Prosedur yang dijalankan KAP OBSE atas akun asuransi PT AI sudah sesuai dengan yang
dipaparkan oleh Arens et al. (2009). Seluruh dokumen polis milik PT AI pada tahun berjalan telah
didokumentasikan pada kertas kerja audit. Tim audit juga melakukan pengujian atas nilai
pertanggungan asuransi dibandingkan dengan nilai buku aset yang diasuransikan. Hal ini
dilakukan untuk memastikan bahwa nilai pertanggungan telah mencukupi sebagai salah satu
bentuk manajemen risiko yang diterapkan perusahaan.
Secara keseluruhan, prosedur audit atas aset tetap yang dirancang oleh KAP OBSE telah sesuai
dan mencakup prosedur yang dipaparkan oleh Arens et al. (2009). Terdapat beberapa kekurangan
atas prosedur substantif yang dijalankan. Akan lebih baik bila dalam melakukan pemeriksaan atas
aset tetap, prosedur audit dilengkapi dengan melakukan pengujian atas penurunan nilai aset tetap
dan pengumpulan bukti berupa pemeriksaan fisik.
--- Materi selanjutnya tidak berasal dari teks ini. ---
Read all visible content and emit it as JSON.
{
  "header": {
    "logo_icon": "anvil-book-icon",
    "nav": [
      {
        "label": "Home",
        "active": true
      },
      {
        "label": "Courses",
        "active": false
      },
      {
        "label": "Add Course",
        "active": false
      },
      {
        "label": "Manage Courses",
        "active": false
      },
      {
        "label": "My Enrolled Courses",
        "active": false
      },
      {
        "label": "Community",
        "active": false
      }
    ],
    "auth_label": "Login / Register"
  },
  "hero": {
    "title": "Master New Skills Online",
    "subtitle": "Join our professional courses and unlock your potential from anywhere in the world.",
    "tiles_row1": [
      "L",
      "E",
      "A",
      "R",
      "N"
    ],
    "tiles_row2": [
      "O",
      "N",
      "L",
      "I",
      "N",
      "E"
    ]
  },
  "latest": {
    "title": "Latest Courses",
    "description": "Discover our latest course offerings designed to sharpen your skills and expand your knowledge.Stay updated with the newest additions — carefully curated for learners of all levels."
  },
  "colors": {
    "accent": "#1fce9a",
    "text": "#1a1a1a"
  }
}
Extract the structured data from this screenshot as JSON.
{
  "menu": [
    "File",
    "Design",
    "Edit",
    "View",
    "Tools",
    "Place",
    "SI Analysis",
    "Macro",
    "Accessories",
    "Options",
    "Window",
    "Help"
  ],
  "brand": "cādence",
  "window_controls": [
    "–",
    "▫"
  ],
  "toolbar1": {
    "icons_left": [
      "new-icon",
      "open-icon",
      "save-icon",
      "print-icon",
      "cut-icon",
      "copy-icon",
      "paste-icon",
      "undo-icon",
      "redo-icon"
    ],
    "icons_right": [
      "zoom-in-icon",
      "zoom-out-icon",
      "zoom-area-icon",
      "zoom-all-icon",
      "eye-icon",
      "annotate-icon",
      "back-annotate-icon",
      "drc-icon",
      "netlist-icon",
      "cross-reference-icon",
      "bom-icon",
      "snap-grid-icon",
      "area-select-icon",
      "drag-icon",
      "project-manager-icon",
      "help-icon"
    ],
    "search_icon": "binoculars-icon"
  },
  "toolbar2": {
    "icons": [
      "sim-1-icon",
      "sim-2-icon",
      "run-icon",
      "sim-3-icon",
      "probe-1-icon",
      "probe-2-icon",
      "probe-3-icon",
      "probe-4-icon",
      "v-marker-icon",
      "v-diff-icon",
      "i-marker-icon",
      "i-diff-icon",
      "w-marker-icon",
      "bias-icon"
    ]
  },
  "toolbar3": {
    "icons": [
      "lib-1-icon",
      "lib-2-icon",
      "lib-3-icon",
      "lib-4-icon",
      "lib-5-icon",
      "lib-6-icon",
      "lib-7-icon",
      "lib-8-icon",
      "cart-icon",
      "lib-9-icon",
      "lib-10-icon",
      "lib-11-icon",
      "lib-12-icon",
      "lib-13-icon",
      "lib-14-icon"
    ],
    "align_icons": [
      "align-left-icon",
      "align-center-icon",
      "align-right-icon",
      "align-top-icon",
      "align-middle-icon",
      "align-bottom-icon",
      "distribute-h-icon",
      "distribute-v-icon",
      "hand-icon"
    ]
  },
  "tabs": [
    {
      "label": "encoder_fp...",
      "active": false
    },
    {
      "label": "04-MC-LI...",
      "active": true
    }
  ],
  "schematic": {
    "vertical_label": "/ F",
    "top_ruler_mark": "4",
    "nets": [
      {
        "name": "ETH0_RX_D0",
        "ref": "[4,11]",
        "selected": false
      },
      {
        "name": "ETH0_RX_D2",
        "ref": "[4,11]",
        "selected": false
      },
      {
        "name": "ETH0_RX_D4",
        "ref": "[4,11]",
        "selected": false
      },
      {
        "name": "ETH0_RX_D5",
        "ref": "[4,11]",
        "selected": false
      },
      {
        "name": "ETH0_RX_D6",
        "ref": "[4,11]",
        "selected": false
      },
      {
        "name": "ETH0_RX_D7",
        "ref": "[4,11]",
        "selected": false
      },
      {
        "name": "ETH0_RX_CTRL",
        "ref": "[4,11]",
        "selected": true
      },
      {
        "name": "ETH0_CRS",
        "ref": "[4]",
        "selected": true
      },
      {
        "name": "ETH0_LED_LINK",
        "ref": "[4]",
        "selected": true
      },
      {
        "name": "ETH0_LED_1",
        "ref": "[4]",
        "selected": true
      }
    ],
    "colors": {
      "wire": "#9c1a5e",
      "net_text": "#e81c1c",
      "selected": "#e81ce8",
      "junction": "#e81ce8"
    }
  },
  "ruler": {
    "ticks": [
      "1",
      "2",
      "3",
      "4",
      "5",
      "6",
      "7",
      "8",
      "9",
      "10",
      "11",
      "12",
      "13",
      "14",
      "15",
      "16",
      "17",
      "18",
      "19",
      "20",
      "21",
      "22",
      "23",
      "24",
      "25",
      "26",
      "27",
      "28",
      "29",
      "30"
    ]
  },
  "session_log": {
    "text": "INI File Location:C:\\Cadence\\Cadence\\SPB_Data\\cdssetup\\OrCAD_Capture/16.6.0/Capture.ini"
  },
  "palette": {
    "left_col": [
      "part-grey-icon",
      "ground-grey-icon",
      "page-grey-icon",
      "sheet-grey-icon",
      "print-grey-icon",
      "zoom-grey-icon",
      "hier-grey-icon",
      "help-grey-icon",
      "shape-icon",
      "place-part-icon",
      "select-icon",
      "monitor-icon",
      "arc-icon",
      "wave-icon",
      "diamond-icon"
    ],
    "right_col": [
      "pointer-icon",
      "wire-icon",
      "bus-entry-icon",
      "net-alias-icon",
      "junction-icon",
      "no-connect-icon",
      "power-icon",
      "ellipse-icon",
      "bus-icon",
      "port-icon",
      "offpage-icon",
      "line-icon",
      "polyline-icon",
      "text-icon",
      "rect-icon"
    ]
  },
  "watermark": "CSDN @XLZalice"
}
Tim audit tidak melakukan pengujian atas penurunan nilai aset tetap. Keputusan ini dibuat
berdasarkan penilaian atas keterangan yang diberikan manajemen, dimana tidak terdapat indikasi
atas penurunan nilai pada aset tetap perusahaan. Tim audit baru akan melakukan pengujian atas
penurunan nilai bila terdapat indikasi penurunan nilai atau ketika klien sedang dalam tahapan
untuk melakukan corporate action seperti akuisisi.
Tim audit memutuskan untuk tidak mengumpulkan bukti berupa pemeriksaan fisik diakibatkan
jumlah aset tetap yang kuantitasnya cukup banyak namun secara nominal tidak begitu besar,
kecuali untuk gedung dan kendaraan. Selain itu, aset tetap PT AI memiliki karakteristik tidak
mudah dipindahkan dan letaknya tersebar di dalam unit-unit yang disewakan sehingga akses
terhadap aset cukup terjaga. Walaupun begitu, akan lebih baik bila tim audit melakukan
pemeriksaan fisik atas aset tetap klien. Karena pengujian saldo akhir aset tetap terlalu bergantung
pada daftar aset tetap yang disiapkan oleh klien yang mudah sekali diubah-ubah oleh pihak yang
memiliki akses atas data tersebut. Dengan adanya prosedur pemeriksaan fisik, akan membantu
auditor untuk dapat mencapai tujuan audit terkait kejadian dan kelengkapan.
Hasil Temuan Audit
Melalui berbagai prosedur yang dijalankan tim audit atas akun aset tetap PT AI, tim audit
dapat menyimpulkan bahwa akun aset tetap telah disajikan secara wajar oleh PT AI. Terdapat
temuan berupa selisih pada penghitungan beban depresiasi aset komputer. Timbulnya kesalahan
pada perhitungan depresiasi ini diakibatkan adanya salah input pada daftar aset tetap. Namun, tim
audit memutuskan untuk tidak melakukan investigasi secara lebih lanjut. Tim audit mengajukan
adanya jurnal penyesuaian atas temuan tersebut walaupun jumlahnya jauh dibawah tingkat
materialitas yang digunakan.
Selain dari selisih tersebut, tim audit merasa pengendalian atas aset tetap yang dilakukan
oleh PT AI masih belum cukup baik. Pengawasan dan pemeliharaan atas aset tetap akan lebih baik
lagi bila PT AI menggunakan nomor identifikasi khusus untuk setiap aset tetap dan secara berkala
melakukan pemeriksaan fisik atas aset tetap yang dimiliki. Adanya pemeriksaan fisik secara
berkala dapat membantu PT AI dalam memastikan bahwa daftar aset tetap yang disiapkan benar-
benar sesuai dengan kondisi yang sebenarnya. Karena ada saja kemungkinan adanya aset tetap
yang hilang atau sudah tidak mampu berfungsi sesuai perkiraan awal tanpa disadari, dan aset
tersebut masih tercatat di dalam daftar aset tetap.